In May, Zoomlion temporarily suspended trading in its Hong Kong-listed shares to address allegations made in one of Chen's articles. In a statement to the Hong Kong stock exchange, it said that all allegations relating to fictitious sales were "false, groundless and misleading."
The paper said on Wednesday that it had verified all of Chen's stories about Zoomlion and only found one discrepancy: He wrote the company spent 513 million yuan on advertisements, when that money had been spent on "advertisements and entertainment."
"If Brother Policeman can find any evidence of shabby reporting on our part, please make notice of it and we will gladly doff our hat," the newspaper said according to a translation published by the University of Hong Kong's China Media Project.
"Because we still believe that — some day, at least — you will have the same full respect for the law that we have."
Open resistance by Chinese media against intimidation by authorities is rare but not unprecedented.
In January this year, crowds gathered in Guangzhou in support of a protest by journalists against alleged government censorship. Journalists at the Southern Weekly paper claimed that an editorial calling for political reform was rewritten by censors as a tribute to Chinese Communist Party rule.

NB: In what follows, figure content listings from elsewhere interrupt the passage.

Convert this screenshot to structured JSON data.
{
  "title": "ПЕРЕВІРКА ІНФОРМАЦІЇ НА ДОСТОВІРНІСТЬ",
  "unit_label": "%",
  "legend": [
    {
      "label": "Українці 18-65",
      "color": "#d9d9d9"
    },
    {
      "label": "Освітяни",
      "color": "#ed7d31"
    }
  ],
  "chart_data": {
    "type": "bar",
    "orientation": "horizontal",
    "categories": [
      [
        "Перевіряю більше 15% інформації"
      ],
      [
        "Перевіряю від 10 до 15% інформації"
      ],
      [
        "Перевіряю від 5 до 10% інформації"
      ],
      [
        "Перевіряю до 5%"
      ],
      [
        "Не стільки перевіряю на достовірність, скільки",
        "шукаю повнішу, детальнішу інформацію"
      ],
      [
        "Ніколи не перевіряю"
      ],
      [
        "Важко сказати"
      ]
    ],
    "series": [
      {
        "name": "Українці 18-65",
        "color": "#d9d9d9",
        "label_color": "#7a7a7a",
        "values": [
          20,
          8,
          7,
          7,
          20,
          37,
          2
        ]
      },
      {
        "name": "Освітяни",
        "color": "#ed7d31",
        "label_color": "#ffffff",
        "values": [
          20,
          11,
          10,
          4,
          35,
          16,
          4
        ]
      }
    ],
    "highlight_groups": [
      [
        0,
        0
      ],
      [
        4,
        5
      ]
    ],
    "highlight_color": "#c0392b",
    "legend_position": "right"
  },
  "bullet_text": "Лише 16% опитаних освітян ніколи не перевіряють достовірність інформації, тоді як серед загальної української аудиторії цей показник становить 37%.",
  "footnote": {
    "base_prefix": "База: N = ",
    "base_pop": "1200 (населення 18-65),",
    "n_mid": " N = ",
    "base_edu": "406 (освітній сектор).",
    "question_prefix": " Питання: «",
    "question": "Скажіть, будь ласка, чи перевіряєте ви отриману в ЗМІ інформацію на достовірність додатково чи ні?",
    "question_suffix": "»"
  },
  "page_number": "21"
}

The New Express released a statement from Chen's wife, who said that Chen was taken from his home in a black Mercedes Benz with Hunan license plates. "My... life stopped at the moment," she said.
On social media site Weibo, Chen's colleagues described him as a talented and hardworking business reporter, who ate instant noodles and couldn't afford to take his wife to Pizza Hut.
"We are very grateful that the society has given a lot of attention on this," a spokesperson for the New Express newsroom told CNN.